Pour que la même opération de sondage post-électoral se produise en Ontario, il faudra attendre au mois d'octobre. Nous savons maintenant que cette province a choisi des élections à date fixe et que c'est à l'automne 2007 que le prochain rendez-vous est donné. Pour réaliser leur étude, les trois chercheurs québécois se sont associés à une chercheure de l’University of Western Ontario, la professeure Laura Stephenson, ainsi qu'à un chercheur de l'Université Wilfrid-Laurier à Waterloo, le professeur Brian Tanguay.
 
Ce qu’il faut surtout souligner face à ce grand projet, c’est qu’il s'agira de premières dans tous les cas !
 
« Il y a eu de petites études du genre, mais je sais qu'aux États-Unis il n'y a jamais eu d’études comparables sur des élections nationales », nous assure le professeur Crête.
 
« Pour l'instant, nous imitons le mode téléphone dans notre manière de réaliser un questionnaire. Mais il faudra, par exemple, se demander si nous permettrons à un internaute de pouvoir revenir sur ses réponses. Ce qui n'est pas possible lors d'un sondage téléphonique », explique-t-il en poursuivant la discussion sur les enjeux en cause.
 

L'importance des cinq sens dans la méthodologie des sondages


Et il y aura aussi toute la « bataille des sens » ! Car effectivement, il faudra bien se poser des questions sur l'importance des sens.
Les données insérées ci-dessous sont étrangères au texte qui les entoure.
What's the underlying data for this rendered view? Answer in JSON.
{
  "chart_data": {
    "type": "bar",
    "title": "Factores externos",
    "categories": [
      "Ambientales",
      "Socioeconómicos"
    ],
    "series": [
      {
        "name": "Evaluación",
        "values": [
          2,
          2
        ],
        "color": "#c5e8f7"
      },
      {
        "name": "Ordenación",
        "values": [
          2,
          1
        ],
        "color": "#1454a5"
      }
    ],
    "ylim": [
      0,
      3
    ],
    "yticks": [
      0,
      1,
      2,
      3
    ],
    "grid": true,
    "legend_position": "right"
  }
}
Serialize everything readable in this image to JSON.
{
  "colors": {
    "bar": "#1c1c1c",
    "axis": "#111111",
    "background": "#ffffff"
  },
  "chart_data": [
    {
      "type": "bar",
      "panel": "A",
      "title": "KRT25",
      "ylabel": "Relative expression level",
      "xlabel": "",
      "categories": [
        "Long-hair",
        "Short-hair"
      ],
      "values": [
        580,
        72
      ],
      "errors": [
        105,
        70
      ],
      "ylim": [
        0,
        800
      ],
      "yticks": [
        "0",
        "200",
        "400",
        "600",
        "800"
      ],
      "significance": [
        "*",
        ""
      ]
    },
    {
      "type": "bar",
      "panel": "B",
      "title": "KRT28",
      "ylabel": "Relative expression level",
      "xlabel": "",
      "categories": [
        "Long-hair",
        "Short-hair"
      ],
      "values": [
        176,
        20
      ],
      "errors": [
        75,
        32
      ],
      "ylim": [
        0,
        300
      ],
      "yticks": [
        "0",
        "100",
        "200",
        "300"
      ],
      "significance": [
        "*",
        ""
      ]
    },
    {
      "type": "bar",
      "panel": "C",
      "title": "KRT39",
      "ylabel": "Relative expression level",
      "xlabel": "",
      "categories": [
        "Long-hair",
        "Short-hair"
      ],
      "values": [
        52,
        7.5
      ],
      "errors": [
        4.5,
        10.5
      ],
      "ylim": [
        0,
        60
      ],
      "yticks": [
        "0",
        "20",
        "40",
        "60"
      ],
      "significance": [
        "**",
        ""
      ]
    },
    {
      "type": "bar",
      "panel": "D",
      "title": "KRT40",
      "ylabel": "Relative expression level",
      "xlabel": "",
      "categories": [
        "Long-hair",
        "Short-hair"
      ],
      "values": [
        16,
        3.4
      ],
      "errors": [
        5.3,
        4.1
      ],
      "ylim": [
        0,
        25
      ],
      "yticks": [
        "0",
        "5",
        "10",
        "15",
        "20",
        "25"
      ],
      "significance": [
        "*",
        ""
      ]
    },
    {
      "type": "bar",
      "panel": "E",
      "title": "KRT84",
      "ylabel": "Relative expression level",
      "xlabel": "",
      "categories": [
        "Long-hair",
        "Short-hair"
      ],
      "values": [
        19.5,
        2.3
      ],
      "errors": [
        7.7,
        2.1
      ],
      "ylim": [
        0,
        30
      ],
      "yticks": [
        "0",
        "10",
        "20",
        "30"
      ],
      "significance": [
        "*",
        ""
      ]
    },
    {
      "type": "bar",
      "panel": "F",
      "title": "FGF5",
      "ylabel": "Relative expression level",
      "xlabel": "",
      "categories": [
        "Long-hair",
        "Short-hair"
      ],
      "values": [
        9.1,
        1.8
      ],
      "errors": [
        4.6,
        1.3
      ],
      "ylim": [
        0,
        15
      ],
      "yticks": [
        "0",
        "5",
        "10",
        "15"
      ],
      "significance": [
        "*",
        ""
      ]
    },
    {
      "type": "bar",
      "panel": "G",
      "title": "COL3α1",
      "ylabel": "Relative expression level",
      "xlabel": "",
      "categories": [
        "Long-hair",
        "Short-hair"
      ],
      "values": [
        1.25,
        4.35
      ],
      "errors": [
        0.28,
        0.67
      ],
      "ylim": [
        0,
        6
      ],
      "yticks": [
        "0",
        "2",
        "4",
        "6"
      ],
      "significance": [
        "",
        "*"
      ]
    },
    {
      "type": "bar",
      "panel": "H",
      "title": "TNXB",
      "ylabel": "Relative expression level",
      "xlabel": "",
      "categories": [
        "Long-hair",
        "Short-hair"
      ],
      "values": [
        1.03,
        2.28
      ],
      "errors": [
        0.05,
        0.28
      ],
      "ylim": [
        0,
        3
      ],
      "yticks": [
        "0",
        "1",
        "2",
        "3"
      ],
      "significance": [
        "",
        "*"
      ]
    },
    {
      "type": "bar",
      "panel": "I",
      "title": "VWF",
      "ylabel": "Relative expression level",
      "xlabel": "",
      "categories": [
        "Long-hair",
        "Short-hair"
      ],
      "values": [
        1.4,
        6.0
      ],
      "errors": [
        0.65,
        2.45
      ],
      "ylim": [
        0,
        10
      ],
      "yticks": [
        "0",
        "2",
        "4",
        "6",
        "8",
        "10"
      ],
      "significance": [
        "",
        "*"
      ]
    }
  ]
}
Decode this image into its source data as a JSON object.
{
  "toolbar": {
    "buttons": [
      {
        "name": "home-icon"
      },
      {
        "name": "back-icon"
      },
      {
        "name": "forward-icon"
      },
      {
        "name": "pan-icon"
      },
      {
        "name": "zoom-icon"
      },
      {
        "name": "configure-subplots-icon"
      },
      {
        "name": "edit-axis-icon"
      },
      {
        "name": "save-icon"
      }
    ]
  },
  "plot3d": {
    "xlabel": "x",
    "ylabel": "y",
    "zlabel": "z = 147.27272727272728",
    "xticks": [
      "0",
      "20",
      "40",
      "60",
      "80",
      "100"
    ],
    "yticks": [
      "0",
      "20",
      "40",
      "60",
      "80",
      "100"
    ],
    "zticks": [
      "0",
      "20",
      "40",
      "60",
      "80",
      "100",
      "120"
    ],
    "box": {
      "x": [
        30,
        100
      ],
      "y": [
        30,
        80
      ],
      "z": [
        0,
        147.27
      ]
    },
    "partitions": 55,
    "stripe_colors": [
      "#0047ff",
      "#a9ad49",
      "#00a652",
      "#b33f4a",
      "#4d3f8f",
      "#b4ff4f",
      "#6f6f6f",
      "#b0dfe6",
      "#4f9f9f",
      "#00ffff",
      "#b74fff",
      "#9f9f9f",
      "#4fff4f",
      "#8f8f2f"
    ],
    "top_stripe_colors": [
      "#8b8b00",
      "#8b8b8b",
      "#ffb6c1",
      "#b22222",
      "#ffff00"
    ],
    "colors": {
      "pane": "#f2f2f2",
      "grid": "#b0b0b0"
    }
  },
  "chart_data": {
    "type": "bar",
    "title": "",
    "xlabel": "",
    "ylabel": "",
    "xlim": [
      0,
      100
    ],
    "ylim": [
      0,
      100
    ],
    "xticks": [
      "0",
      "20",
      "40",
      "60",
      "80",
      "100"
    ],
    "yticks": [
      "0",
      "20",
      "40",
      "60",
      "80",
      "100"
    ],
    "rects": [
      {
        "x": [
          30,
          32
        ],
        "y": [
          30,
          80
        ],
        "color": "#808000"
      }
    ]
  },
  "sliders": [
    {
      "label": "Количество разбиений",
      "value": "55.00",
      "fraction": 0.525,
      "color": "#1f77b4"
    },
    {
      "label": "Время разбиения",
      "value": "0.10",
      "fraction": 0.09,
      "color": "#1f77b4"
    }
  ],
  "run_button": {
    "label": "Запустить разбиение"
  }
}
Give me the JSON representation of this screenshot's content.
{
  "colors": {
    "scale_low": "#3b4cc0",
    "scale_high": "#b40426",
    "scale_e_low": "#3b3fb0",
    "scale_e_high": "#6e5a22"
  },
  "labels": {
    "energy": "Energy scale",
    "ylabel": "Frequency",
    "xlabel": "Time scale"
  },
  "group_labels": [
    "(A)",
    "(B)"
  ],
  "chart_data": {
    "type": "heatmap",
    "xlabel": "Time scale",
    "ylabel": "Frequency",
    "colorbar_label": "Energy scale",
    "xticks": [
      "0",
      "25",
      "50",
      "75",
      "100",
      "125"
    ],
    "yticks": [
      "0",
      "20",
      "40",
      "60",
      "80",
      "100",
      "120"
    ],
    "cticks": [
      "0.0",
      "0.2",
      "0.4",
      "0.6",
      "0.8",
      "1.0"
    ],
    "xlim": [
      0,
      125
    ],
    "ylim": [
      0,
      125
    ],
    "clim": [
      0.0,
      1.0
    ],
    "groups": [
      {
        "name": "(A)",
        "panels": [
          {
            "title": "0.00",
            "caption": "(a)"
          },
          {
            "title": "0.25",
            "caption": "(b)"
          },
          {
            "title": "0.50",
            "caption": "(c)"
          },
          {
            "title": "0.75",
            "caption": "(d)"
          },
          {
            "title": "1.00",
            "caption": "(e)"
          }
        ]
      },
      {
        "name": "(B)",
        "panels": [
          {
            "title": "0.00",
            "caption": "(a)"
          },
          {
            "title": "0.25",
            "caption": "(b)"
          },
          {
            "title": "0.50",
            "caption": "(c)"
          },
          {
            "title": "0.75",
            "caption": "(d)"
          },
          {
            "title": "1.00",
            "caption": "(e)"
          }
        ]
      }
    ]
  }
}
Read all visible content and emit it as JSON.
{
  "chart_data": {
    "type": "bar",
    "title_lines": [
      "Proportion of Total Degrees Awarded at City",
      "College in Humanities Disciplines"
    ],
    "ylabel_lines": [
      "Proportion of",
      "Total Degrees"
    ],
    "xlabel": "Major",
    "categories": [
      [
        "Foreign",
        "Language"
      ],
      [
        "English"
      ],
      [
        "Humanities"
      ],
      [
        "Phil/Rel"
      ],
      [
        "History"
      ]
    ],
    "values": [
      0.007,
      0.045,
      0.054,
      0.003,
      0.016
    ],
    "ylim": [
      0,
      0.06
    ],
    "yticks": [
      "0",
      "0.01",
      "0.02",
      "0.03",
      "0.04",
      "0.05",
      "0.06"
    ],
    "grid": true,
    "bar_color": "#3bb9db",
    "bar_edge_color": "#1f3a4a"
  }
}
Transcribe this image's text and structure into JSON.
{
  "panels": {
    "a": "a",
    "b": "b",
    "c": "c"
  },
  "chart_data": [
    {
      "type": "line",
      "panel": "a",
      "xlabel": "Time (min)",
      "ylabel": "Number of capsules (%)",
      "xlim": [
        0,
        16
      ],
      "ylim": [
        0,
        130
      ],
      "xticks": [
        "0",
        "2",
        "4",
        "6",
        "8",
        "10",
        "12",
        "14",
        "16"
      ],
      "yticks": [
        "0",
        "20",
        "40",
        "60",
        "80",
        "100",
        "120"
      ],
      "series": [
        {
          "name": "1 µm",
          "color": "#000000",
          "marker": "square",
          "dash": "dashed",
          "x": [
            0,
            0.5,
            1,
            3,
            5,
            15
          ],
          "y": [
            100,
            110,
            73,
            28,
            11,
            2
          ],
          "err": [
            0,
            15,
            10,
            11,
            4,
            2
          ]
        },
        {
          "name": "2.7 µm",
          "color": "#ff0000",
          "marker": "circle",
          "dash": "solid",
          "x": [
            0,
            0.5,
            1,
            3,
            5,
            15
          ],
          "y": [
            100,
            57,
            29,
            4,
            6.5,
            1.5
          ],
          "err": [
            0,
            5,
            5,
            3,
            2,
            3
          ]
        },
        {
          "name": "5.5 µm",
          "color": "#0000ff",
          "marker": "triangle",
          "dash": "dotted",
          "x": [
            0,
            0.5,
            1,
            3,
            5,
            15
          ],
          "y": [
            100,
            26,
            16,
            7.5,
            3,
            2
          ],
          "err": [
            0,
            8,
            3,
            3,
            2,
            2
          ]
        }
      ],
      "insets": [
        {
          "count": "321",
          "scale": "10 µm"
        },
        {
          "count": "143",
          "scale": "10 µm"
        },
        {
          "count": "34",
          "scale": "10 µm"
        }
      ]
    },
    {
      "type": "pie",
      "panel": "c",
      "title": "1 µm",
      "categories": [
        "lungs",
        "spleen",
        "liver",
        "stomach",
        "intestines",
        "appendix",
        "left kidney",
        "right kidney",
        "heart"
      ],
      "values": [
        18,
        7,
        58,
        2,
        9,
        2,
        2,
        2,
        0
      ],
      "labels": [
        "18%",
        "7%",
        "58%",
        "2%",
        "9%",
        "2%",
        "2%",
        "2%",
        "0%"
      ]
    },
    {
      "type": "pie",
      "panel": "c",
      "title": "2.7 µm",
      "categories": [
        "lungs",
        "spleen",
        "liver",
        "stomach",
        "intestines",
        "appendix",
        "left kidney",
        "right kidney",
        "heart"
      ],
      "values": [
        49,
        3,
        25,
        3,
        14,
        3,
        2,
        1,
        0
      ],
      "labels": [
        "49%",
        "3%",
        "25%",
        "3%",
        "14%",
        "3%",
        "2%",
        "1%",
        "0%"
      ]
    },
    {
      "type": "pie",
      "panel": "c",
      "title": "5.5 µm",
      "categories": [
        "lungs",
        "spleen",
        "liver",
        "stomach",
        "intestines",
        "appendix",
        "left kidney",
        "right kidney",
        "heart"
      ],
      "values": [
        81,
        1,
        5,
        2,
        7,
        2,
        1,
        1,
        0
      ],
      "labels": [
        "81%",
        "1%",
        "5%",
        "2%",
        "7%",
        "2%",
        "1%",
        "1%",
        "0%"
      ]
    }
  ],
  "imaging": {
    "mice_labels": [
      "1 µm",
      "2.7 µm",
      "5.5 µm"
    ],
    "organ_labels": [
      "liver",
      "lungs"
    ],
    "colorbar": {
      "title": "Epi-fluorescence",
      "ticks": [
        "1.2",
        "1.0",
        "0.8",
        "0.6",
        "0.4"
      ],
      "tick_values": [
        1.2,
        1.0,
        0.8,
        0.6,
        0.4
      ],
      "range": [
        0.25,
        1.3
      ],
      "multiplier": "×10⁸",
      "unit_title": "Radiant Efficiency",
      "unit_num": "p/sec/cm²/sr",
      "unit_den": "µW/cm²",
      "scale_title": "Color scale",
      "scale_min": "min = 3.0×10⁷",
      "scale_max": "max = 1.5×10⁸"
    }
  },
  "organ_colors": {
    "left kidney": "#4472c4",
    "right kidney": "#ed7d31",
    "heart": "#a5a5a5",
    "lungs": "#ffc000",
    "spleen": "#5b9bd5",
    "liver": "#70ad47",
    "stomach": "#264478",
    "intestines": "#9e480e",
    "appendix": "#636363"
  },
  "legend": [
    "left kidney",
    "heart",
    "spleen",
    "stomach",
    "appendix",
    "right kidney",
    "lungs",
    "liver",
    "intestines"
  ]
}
Faut-il considérer ce facteur ? Parce que les deux sens sollicités lors d'un sondage téléphonique sont celui de l'ouïe, pour écouter, et celui de la voix, pour répondre. Alors que nous sollicitons les yeux, le sens de la vision, et la main, le sens du touché, lors d'un sondage Web. Comment considérer ces facteurs ? La question est lancée...
 
On peut certainement penser que la qualité des réponses devrait être meilleure sur Internet, parce que la personne sondée aura tout son temps pour penser à chaque question et penser à chaque réponse. Elle pourra également relire la question autant de fois qu'elle le voudra.
 
Oui, en définitive, cette arrivée du Web dans le monde des sondages scientifiques n’est pas une mince affaire !
 

Le Web sera-t-il un antidote efficace à la démobilisation politique des jeunes?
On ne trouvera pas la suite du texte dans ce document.